This post is sponsored by Depend, Poise, and Ensure but the content and opinions expressed here are my own.
Recently I was in the bathroom at a local store helping my toddler use the bathroom. In the next stall was a woman, a bit older than me, helping her very elderly Mother use the bathroom. Wow, if that is not the circle of life, I don’t know what is. Instantly I started thinking, “will I ever be in the same situation with my Mother” or “will my OWN child ever have to bathe and dress me?” Questions like this are not easy to think about but statistics show that nearly 10 million adult children over age 50 now care for an aging parent. It is safe to say that many Baby Boomers and Gen X’ers will be responsible for the caregiving of their elderly and aging parents. Don’t let it worry you though, just be aware of your options by knowing these 5 ways to best prepare.
Talk About Your Options
One of the first things you need to do is talk to your aging parent before the need ever arises as to what their wishes are. Do they want to stay at home and have you care for them or would they prefer a home health aid or even a senior living facility? Figure out what’s most realistic for everyone (including siblings) and go from there.
Make a Caregiving budget
Caring for your elderly parents can take time, money, and could be a part or full-time job for you. Make a comprehensive budget as to what you will spend as a caregiver. Also make a companion list of your parent’s resources that will be available so that you can make the best lifestyle decision for you and your family.
Collect Important Info
A great way to be prepared is to collect important information early from your parents. Even if you don’t think it is time, it is. Make copies of your parents’ housing (leases, mortgages), retirement and bank accounts, insurance policies (health, home, auto, life) and Social Security benefits. Do they already have a will in place or power of attorney? If not, do it now and if so collect and copy for your records. You will need a complete list of their doctors’ names, preferred hospitals, places they are currently associated with and current medications and conditions.

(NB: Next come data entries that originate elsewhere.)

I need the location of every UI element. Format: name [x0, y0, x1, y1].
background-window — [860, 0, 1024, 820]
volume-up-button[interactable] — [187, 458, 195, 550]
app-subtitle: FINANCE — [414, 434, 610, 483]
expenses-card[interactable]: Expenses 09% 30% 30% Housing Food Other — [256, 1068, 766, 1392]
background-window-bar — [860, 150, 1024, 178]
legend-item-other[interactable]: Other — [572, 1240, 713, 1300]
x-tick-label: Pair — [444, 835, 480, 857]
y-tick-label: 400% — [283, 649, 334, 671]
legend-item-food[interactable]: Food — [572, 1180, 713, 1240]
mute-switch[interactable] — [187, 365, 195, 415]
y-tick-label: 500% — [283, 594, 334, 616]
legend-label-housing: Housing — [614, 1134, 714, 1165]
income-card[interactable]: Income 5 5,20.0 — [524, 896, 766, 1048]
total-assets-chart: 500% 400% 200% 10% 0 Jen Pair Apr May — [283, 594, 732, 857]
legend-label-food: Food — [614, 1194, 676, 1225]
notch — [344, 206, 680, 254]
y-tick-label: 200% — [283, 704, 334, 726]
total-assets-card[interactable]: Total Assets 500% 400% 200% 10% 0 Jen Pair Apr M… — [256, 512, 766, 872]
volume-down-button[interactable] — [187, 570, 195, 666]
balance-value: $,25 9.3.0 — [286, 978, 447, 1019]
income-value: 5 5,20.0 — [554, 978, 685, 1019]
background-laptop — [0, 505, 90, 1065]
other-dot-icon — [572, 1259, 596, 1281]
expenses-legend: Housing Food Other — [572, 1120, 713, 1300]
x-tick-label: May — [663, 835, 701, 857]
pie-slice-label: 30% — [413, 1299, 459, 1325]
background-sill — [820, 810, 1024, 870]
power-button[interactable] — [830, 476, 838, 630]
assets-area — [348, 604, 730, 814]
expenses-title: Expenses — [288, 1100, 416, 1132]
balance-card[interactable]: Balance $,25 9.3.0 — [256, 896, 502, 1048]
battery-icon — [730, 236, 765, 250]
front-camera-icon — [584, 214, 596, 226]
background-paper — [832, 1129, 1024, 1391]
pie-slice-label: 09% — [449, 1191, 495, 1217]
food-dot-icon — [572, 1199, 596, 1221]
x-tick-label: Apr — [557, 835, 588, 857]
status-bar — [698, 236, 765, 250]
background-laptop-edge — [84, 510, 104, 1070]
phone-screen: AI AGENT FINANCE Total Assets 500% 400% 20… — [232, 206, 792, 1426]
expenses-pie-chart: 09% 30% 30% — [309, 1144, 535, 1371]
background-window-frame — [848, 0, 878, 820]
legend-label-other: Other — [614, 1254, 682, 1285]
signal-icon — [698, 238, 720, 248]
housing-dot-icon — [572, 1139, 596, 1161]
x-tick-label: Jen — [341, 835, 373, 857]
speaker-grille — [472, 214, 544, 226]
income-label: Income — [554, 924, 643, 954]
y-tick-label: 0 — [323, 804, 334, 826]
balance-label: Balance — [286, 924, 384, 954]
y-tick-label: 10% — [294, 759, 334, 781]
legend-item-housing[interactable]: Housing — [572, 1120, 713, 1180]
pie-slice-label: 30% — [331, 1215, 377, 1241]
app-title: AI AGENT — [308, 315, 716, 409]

It’s never too early to start seeking out different resources and services you may need. Can meals or transportation be provided to your parent at no cost or will you be cooking and driving? What social activities can your aging parent get involved in if they are up for it? Where will you get all the prescriptions they might need or medical supplies? A great resource is the online Eldercare Locator from The Department of Health and Human Services’ Administration that can connect you with senior services in your area.
Another great resource to know about and use is the Caregiver program at Sam’s Club. They have a variety of products you might need like Depend, Poise, Advil, Glucerna and Ensure. Easy Club pick-up of your items will make your life easier and save you time by avoiding the crowds. Simply shop online and park in the Drive Thru area (available in select clubs) to pick up your items.
Don’t live by a Sam’s? Not a problem! They offer Discreet shipping options so you can maintain a sense of piece and privacy and even free shipping on select items. Use the “Easy Reorder” option online if you routinely need the same products.
Read up and talk to others about being a caregiver, what transitions would you go through and what it actually takes. You might be helping with dressing, feeding, bathing, and other personal care needs. Grocery shopping, driving parents to appointments, and taking care of all financial and legal matters will also probably be part of the gig. Learn about out-of-pocket expenses that result from caregiving, actual time involved and find out what type of training is available to you, if any. Investigate every aspect of caregiving to make sure you are prepared.